The second challenge was much vaguer and was never fully solved. This challenge was with audio quality. This was an issue we had been dealing with throughout the hackathon, and we were able to find a post where the librosa developers admitted there was no solution possible. Essentially, the way librosa is built, audio quality is very important. As soon as the quality goes down, so does librosa’s ability to find and calculate the features. This means that the model will be very accurate for our dataset (95.26%) due to its high quality, but do much worse due to lower quality sent from a user.

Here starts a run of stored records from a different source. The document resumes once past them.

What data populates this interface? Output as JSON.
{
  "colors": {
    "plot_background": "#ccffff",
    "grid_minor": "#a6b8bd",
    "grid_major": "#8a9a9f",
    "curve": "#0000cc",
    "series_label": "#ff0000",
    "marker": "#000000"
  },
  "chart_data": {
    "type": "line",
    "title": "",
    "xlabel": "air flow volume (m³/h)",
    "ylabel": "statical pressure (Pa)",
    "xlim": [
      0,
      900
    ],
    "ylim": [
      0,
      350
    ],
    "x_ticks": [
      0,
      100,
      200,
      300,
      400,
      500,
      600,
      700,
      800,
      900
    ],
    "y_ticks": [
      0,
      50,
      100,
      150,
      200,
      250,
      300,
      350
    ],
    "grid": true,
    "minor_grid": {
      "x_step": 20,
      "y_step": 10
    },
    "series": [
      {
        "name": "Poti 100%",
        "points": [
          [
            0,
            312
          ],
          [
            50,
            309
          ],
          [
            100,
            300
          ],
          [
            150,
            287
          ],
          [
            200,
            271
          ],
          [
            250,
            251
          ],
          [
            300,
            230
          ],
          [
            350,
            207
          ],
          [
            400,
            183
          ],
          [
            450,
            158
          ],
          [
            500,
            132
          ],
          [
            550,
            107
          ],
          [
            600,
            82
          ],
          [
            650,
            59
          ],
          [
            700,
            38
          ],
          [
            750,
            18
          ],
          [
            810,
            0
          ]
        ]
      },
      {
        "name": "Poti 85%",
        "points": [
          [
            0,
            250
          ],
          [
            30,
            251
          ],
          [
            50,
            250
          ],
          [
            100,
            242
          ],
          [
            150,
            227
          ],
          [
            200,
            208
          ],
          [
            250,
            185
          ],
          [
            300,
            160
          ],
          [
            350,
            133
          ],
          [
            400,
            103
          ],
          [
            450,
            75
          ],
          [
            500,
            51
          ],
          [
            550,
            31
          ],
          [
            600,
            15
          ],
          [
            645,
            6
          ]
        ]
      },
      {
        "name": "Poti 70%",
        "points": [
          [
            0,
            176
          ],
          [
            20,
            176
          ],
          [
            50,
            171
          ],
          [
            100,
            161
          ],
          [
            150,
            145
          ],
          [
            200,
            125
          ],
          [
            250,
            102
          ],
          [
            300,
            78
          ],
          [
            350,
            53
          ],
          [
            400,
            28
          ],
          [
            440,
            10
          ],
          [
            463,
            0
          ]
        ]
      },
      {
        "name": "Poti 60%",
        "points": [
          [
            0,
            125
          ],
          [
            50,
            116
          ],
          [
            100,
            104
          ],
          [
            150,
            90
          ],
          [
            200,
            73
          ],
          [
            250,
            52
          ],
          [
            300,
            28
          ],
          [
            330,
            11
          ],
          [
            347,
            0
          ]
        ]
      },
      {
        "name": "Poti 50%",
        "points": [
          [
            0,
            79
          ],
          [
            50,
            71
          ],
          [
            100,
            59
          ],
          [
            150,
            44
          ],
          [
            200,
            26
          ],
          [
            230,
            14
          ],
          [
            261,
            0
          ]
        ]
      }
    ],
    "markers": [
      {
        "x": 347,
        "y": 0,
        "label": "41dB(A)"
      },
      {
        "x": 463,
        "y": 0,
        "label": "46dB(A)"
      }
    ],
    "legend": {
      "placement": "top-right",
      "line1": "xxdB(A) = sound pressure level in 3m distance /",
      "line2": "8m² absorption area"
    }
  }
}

However, there is no way to reliably increase the quality of the audio given, resulting in this challenge.
We had some challenges with Google Cloud, in terms of setting up the API and authorization, however, those were quickly and easily resolved.
Accomplishments that we are proud of
We are proud of how we were able to create a neural network model, as none of us had experience with artificial intelligence or machine learning beforehand. We were especially happy with the accuracy results, as seeing the model take in an audio file and output the correct emotion was very rewarding. We are also proud of learning about audio processing and analysis with librosa, as once again this was new to use but very rewarding once the computations and parsing were successful. Overall, we are proud of creating an applicable machine learning project.
What we learned
As mentioned before, we had no experience with this field of work before this hackathon, so we learned lots about artificial intelligence, machine learning, neural networks, and training these models. We learned a lot about these systems and how they are able to form connections, and audio processing to get to these connections was a big concept to wrap our heads around. However, the thing we learned that was most important is collaborating remotely. We have done hackathons before, however, we have always worked with others in the same physical space. Working remotely with others required lots of communication, organization, time management, and effort overall. Being able to do this while learning new concepts together will make us regard this hackathon as successful, regardless of the prize results.
What's next for Emotify
In the future, we would definitely be interested in expanding and trying to make this a professional product. Since we are analyzing audio clips, accessibility in terms of language should not be an issue. To expand, we would like to move to different platforms. Right now, it is simply a web application that returns the determined emotion, but we would want to make a full-fledged chatbot with relevant responses depending on the emotion of the user. We would want to polish up the code, and ensure it can be easily integrated with other programs of assistants, meaning we would want to develop an API with documentation. So not only would we want our own bot to use emotion recognition, but as mentioned before, our overall goal is to allow all other bots, virtual assistants, and other programs and services to overlay this model on top of their product. Overall, the future would mean expansion, in terms of applicability towards other platforms, and accessibility for other programs to implement this model.